IMHO, a service is a winner for google if it covers its development costs…

Best regards
Tam Hanna

Nice post as usual, but how do you push your company to change their methods, I mean I could do it, but the top level managements, project managers, and a bunch of other people who just cant life without BDUF?

Should I tell them to read codinghorror.com? :smiley:

Having one big source of review is the way most big companies work, it’s specialization. One company builds cars, another owns houses in Manhattan. I don’t see Google being much more vulnerable than any other company in this aspect. The whole “I’m not aware of any pending motto enforcement acts.” sounds very much like, “there is just a matter of time until they do something evil” to me and whole thing sounds very much like an attempt to use a company which had a very bad name to smear another. Why choose Enron? There are plenty of companies with a similar strategy.

FOllow me…

I liked Steve’s article but only because I had my own ideas about Agile and they tend to err on the side of Steve’s. Also, I liked hearing about Google.
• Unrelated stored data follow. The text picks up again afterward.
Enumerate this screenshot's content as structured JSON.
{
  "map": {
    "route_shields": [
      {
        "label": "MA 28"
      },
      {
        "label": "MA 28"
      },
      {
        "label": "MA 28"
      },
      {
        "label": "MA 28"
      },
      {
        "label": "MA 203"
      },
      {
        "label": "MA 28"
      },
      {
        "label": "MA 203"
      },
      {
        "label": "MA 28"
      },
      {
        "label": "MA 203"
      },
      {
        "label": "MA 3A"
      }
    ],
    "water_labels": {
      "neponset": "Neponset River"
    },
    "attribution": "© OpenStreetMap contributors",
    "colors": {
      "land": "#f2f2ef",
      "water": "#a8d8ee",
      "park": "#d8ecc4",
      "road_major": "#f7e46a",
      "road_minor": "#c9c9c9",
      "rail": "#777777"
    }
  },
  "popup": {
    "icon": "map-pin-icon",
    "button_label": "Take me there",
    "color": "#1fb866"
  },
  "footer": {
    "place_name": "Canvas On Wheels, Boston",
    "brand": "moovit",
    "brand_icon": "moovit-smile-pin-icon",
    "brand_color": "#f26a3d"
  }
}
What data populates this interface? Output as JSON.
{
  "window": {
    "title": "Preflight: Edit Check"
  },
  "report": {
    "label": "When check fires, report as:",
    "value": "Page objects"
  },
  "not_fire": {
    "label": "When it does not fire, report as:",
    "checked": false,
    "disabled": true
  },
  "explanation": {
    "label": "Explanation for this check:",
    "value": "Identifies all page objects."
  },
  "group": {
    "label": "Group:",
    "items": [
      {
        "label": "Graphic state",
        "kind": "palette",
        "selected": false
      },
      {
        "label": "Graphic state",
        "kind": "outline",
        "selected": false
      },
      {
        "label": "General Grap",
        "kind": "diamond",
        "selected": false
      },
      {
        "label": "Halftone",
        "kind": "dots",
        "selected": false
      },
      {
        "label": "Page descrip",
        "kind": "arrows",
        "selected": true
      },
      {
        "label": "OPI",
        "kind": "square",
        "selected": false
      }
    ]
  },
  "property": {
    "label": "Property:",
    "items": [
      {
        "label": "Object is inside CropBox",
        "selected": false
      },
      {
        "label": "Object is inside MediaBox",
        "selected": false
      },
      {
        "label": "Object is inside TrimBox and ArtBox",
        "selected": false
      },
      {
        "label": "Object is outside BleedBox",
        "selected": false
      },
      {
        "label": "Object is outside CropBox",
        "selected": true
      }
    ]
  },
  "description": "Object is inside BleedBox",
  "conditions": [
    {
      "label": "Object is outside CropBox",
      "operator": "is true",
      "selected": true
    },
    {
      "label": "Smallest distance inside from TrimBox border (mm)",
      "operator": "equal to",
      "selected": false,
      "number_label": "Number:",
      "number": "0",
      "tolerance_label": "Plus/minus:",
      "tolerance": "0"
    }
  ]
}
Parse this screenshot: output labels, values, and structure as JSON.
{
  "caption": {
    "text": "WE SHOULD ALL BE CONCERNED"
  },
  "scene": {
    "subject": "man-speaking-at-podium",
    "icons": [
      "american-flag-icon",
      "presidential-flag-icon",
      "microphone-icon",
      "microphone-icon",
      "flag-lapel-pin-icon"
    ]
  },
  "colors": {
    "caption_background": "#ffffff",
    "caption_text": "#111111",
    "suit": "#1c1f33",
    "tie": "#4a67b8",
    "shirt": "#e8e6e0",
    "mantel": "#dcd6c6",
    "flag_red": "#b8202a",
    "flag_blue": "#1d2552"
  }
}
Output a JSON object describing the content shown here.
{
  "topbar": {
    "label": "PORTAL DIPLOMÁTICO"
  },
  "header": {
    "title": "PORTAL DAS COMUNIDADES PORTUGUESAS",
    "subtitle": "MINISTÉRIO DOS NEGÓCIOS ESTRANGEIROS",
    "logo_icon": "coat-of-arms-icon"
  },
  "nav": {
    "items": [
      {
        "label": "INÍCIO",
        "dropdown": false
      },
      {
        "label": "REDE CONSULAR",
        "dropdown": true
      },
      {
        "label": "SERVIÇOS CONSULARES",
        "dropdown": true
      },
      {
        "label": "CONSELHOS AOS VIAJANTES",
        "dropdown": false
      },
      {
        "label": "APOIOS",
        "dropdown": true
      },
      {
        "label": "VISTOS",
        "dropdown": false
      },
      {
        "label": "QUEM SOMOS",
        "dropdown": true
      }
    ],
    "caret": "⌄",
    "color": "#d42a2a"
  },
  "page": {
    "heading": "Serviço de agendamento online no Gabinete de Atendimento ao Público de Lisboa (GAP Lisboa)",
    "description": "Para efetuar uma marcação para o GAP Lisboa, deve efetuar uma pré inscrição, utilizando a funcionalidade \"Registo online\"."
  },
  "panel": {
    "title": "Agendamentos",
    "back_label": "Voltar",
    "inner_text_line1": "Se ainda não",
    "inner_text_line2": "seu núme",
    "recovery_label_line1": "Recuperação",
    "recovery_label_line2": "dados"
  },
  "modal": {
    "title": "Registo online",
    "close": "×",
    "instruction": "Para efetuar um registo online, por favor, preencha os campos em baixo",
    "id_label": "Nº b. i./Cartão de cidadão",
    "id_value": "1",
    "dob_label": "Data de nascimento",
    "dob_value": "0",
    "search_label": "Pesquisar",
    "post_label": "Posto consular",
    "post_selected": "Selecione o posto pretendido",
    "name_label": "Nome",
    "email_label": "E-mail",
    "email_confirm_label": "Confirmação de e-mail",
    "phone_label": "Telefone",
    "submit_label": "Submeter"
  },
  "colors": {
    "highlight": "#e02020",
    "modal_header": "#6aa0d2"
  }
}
As for Agile… there’s not a lot I like about it. Note cards up in your cube? Why not use gasp a real bug tracking/task managing system. Daily meetings? Gag. Pair programming? Put me in a dark room, give me my tasks and leave me alone and I’ll have them done quicker than if I have to sit in a cramped cube with someone else and watch them code.

Yes, Waterfall sucks but Agile also sucks. There are other ways to do it besides Waterfall and Agile too.

And for those that think that Google is evil… honestly, if they do what Steve said they did, I want to freaking work there. That sounds a lot better than all the companies I’ve worked for.

“There aren’t Gantt charts…”

Gantt charts are evil. Every project I’ve worked on that had a “project manager” or used Gantt charts was a massive failure.